Tapi, penulis itu diam. Dia pergi tanpa meninggalkan sepatah kata pun. Tentu, teman-temannya kaget, dan merasa ucapan itu menyakiti hatinya. Setengah jam kemudian, lucunya dia datang membawa bungkusan plastik. Teman-temannya kaget, lebih kaget lagi saat bungkusan itu dibuka, ternyata isinya gorengan (ada tempe, tela, pisang goreng dan lain-lain). Sontak, gorengan itu pun diserbu. Dalam sekejab, gorengan itu habis.
"Apa yang tersisa dari gorengan ini?" tiba-tiba penulis itu melontarkan secuil pertanyaan yang membuat temannya hanya bisa melongo. Tak menjawab apa pun, karena habis. Ludes. Tak tersisa. "Paling-paling hanya bisa mengganjal perut kalian satu, atau dua jam. Setelah itu, kalian pergi ke toilet dan buang hajat. Hilang apa yang sudah kalian makan. Jadi, kalian ini ingin aku membuat karya yang tak meninggalkan kesan dan kenangan?"

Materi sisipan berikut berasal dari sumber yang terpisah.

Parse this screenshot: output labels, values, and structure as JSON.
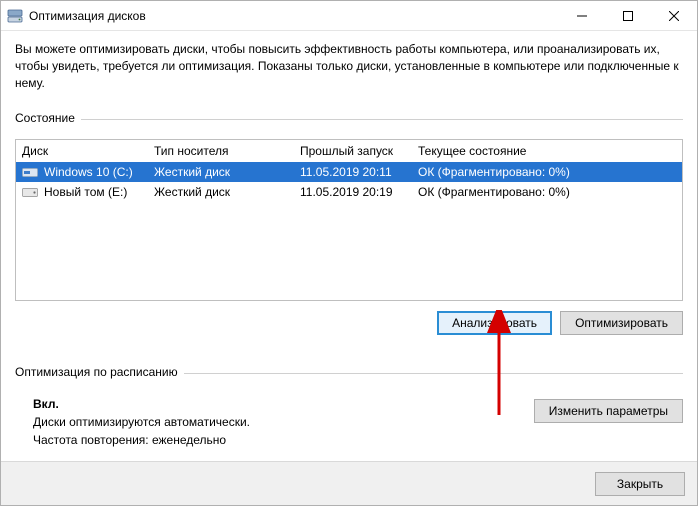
{
  "window": {
    "title": "Оптимизация дисков"
  },
  "intro": "Вы можете оптимизировать диски, чтобы повысить эффективность работы  компьютера, или проанализировать их, чтобы увидеть, требуется ли оптимизация. Показаны только диски, установленные в компьютере или подключенные к нему.",
  "status_label": "Состояние",
  "table": {
    "headers": {
      "disk": "Диск",
      "media": "Тип носителя",
      "last": "Прошлый запуск",
      "state": "Текущее состояние"
    },
    "rows": [
      {
        "disk": "Windows 10 (C:)",
        "media": "Жесткий диск",
        "last": "11.05.2019 20:11",
        "state": "ОК (Фрагментировано: 0%)",
        "selected": true
      },
      {
        "disk": "Новый том (E:)",
        "media": "Жесткий диск",
        "last": "11.05.2019 20:19",
        "state": "ОК (Фрагментировано: 0%)",
        "selected": false
      }
    ]
  },
  "actions": {
    "analyze": "Анализировать",
    "optimize": "Оптимизировать"
  },
  "schedule": {
    "title": "Оптимизация по расписанию",
    "on": "Вкл.",
    "auto": "Диски оптимизируются автоматически.",
    "freq": "Частота повторения: еженедельно",
    "change": "Изменить параметры"
  },
  "footer": {
    "close": "Закрыть"
  }
}
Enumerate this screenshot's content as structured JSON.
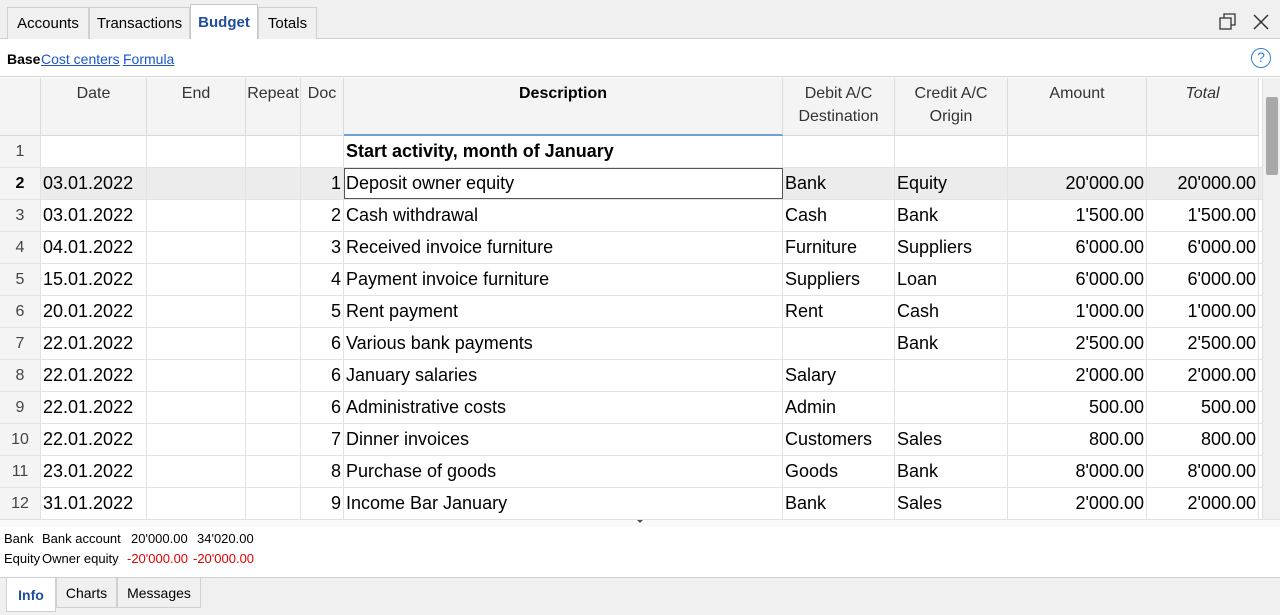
{
  "tabs": [
    "Accounts",
    "Transactions",
    "Budget",
    "Totals"
  ],
  "active_tab": "Budget",
  "subnav": {
    "base": "Base",
    "cost_centers": "Cost centers",
    "formula": "Formula"
  },
  "help_glyph": "?",
  "columns": {
    "date": "Date",
    "end": "End",
    "repeat": "Repeat",
    "doc": "Doc",
    "description": "Description",
    "debit_line1": "Debit A/C",
    "debit_line2": "Destination",
    "credit_line1": "Credit A/C",
    "credit_line2": "Origin",
    "amount": "Amount",
    "total": "Total"
  },
  "rows": [
    {
      "n": "1",
      "date": "",
      "end": "",
      "repeat": "",
      "doc": "",
      "description": "Start activity, month of January",
      "debit": "",
      "credit": "",
      "amount": "",
      "total": ""
    },
    {
      "n": "2",
      "date": "03.01.2022",
      "end": "",
      "repeat": "",
      "doc": "1",
      "description": "Deposit owner equity",
      "debit": "Bank",
      "credit": "Equity",
      "amount": "20'000.00",
      "total": "20'000.00"
    },
    {
      "n": "3",
      "date": "03.01.2022",
      "end": "",
      "repeat": "",
      "doc": "2",
      "description": "Cash withdrawal",
      "debit": "Cash",
      "credit": "Bank",
      "amount": "1'500.00",
      "total": "1'500.00"
    },
    {
      "n": "4",
      "date": "04.01.2022",
      "end": "",
      "repeat": "",
      "doc": "3",
      "description": "Received invoice furniture",
      "debit": "Furniture",
      "credit": "Suppliers",
      "amount": "6'000.00",
      "total": "6'000.00"
    },
    {
      "n": "5",
      "date": "15.01.2022",
      "end": "",
      "repeat": "",
      "doc": "4",
      "description": "Payment invoice furniture",
      "debit": "Suppliers",
      "credit": "Loan",
      "amount": "6'000.00",
      "total": "6'000.00"
    },
    {
      "n": "6",
      "date": "20.01.2022",
      "end": "",
      "repeat": "",
      "doc": "5",
      "description": "Rent payment",
      "debit": "Rent",
      "credit": "Cash",
      "amount": "1'000.00",
      "total": "1'000.00"
    },
    {
      "n": "7",
      "date": "22.01.2022",
      "end": "",
      "repeat": "",
      "doc": "6",
      "description": "Various bank payments",
      "debit": "",
      "credit": "Bank",
      "amount": "2'500.00",
      "total": "2'500.00"
    },
    {
      "n": "8",
      "date": "22.01.2022",
      "end": "",
      "repeat": "",
      "doc": "6",
      "description": "January salaries",
      "debit": "Salary",
      "credit": "",
      "amount": "2'000.00",
      "total": "2'000.00"
    },
    {
      "n": "9",
      "date": "22.01.2022",
      "end": "",
      "repeat": "",
      "doc": "6",
      "description": "Administrative costs",
      "debit": "Admin",
      "credit": "",
      "amount": "500.00",
      "total": "500.00"
    },
    {
      "n": "10",
      "date": "22.01.2022",
      "end": "",
      "repeat": "",
      "doc": "7",
      "description": "Dinner invoices",
      "debit": "Customers",
      "credit": "Sales",
      "amount": "800.00",
      "total": "800.00"
    },
    {
      "n": "11",
      "date": "23.01.2022",
      "end": "",
      "repeat": "",
      "doc": "8",
      "description": "Purchase of goods",
      "debit": "Goods",
      "credit": "Bank",
      "amount": "8'000.00",
      "total": "8'000.00"
    },
    {
      "n": "12",
      "date": "31.01.2022",
      "end": "",
      "repeat": "",
      "doc": "9",
      "description": "Income Bar January",
      "debit": "Bank",
      "credit": "Sales",
      "amount": "2'000.00",
      "total": "2'000.00"
    }
  ],
  "selected_row": "2",
  "info": {
    "line1": {
      "account": "Bank",
      "name": "Bank account",
      "value1": "20'000.00",
      "value2": "34'020.00"
    },
    "line2": {
      "account": "Equity",
      "name": "Owner equity",
      "value1": "-20'000.00",
      "value2": "-20'000.00"
    }
  },
  "bottom_tabs": [
    "Info",
    "Charts",
    "Messages"
  ],
  "active_bottom_tab": "Info",
  "colors": {
    "accent": "#1f4e9c",
    "link": "#1a56c8",
    "negative": "#e00000",
    "help": "#2f7fd6"
  },
  "icons": {
    "restore": "restore-window-icon",
    "close": "close-icon",
    "help": "help-icon"
  }
}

Semua diam. Peristiwa itu seharusnya membuat teman-temannya sadar, bahwa penulis ini memang gigih dan tak patah arang walau dia belum menjadi penulis terkenal. Tapi, sejak peristiwa itu, teman-temannya menjuluki penulis satu ini penulis lucu.
Dia pernah sekali menulis buku. Tapi semua penerbit yang disodori naskahnya, menolak dengan "kasar". Tanpa basa-basi. Akhirnya, untuk menghibur diri, dia menerbitkan buku secara indie --dijual ke teman-temannya, juga orang lain lewat facebook dan twitter. Lagi-lagi, teman-temannya membeli lantaran kasihan, bukan karena buku itu bagus. Tapi, dia tidak pernah berhenti belajar menulis.Â
Hingga suatu hari, dia mendapatkan tawaran menulis buku biografi seorang tokoh. Dia pun menerima tawaran itu lantaran proyek itu kelak diharapkan bisa menjadi jembatan yang mengantarkannya jadi terkenal. Tetapi tragis, tawaran itu tak ada kelanjutannya. Padahal, dia dijanjikan akan dikasih uang lelah 15 juta.